En effet, toute mesure prise à leur égard en méconnaissance de cette protection est nulle (C. trav., art. L.1132-4 ; Loi n°2016-1691, modifiée, 9 déc. 2016, art.10-1), ce qui est susceptible de faire courir un risque financier particulièrement élevé à l’employeur, sans compter les éventuelles peines d’amende et peines complémentaires (Loi n°2016-1691, modifiée, 9 déc. 2016, art.13 et 13-1).
Dans l’affaire ayant donné lieu à l’arrêt commenté, une salariée avait lancé une alerte, dont le juge des référés avait relevé la bonne foi, qui avait donné lieu à une enquête du comité éthique. Ce dernier avait conclu à l’absence de situation contraire aux règles et principes éthiques le 20 février 2020.

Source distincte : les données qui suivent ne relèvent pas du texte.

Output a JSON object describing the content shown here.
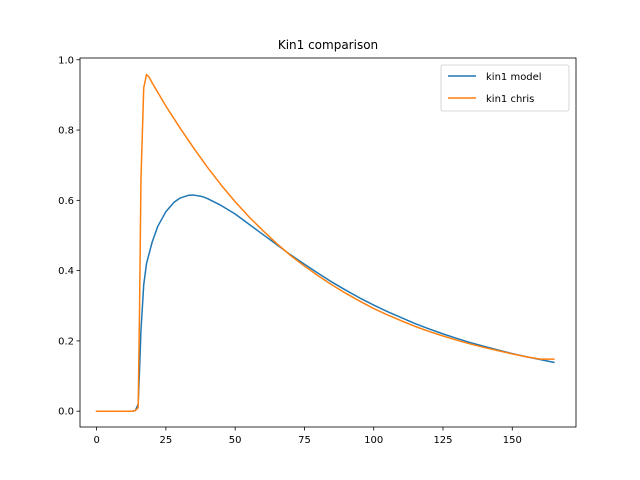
{
  "chart_data": {
    "type": "line",
    "title": "Kin1 comparison",
    "xlabel": "",
    "ylabel": "",
    "xlim": [
      -6,
      173
    ],
    "ylim": [
      -0.045,
      1.005
    ],
    "xticks": [
      0,
      25,
      50,
      75,
      100,
      125,
      150
    ],
    "yticks": [
      0.0,
      0.2,
      0.4,
      0.6,
      0.8,
      1.0
    ],
    "xtick_labels": [
      "0",
      "25",
      "50",
      "75",
      "100",
      "125",
      "150"
    ],
    "ytick_labels": [
      "0.0",
      "0.2",
      "0.4",
      "0.6",
      "0.8",
      "1.0"
    ],
    "grid": false,
    "legend_position": "top-right",
    "series": [
      {
        "name": "kin1 model",
        "color": "#1f77b4",
        "x": [
          0,
          5,
          10,
          13,
          14,
          15,
          15.5,
          16,
          17,
          18,
          20,
          22,
          25,
          28,
          30,
          33,
          35,
          38,
          40,
          45,
          50,
          55,
          60,
          65,
          70,
          75,
          80,
          85,
          90,
          95,
          100,
          105,
          110,
          115,
          120,
          125,
          130,
          135,
          140,
          145,
          150,
          155,
          160,
          165
        ],
        "y": [
          0.0,
          0.0,
          0.0,
          0.0,
          0.002,
          0.02,
          0.12,
          0.23,
          0.36,
          0.42,
          0.48,
          0.525,
          0.568,
          0.595,
          0.606,
          0.614,
          0.615,
          0.611,
          0.605,
          0.585,
          0.561,
          0.532,
          0.503,
          0.474,
          0.445,
          0.418,
          0.392,
          0.367,
          0.344,
          0.322,
          0.302,
          0.283,
          0.266,
          0.249,
          0.234,
          0.22,
          0.207,
          0.195,
          0.184,
          0.174,
          0.164,
          0.155,
          0.147,
          0.139
        ]
      },
      {
        "name": "kin1 chris",
        "color": "#ff7f0e",
        "x": [
          0,
          5,
          10,
          13,
          14,
          15,
          15.5,
          16,
          17,
          18,
          19,
          20,
          25,
          30,
          35,
          40,
          45,
          50,
          55,
          60,
          65,
          70,
          75,
          80,
          85,
          90,
          95,
          100,
          105,
          110,
          115,
          120,
          125,
          130,
          135,
          140,
          145,
          150,
          155,
          160,
          165
        ],
        "y": [
          0.0,
          0.0,
          0.0,
          0.0,
          0.002,
          0.01,
          0.3,
          0.66,
          0.92,
          0.958,
          0.95,
          0.935,
          0.868,
          0.807,
          0.749,
          0.694,
          0.643,
          0.596,
          0.553,
          0.514,
          0.477,
          0.443,
          0.413,
          0.385,
          0.359,
          0.335,
          0.313,
          0.292,
          0.274,
          0.257,
          0.241,
          0.227,
          0.214,
          0.202,
          0.191,
          0.181,
          0.172,
          0.163,
          0.155,
          0.148,
          0.148
        ]
      }
    ]
  }
}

Dès le 13 mars 2020, la salariée avait été convoquée à un entretien préalable. Elle avait finalement été licenciée par courrier du 27 mai 2020 à raison de l’incidence sur les conditions de travail des difficultés relationnelles qu’elle rencontrait avec ses collaborateurs, pairs et supérieurs.
Au cas particulier, la concordance des temps avec la fin de la procédure d’alerte peut constituer un indice de la violation du statut protecteur, ce que devra confirmer, ou non, la Cour d’appel de renvoi.
En pratique, il peut être discuté le fait de débuter une procédure de licenciement à l’encontre d’un salarié bénéficiant du statut de lanceur d’alerte tout juste quelques semaines après que l’alerte ait été « classée » par le service compétent, surtout lorsque le point de départ des faits reprochés remonte à plusieurs années comme cela était le cas en l’espèce.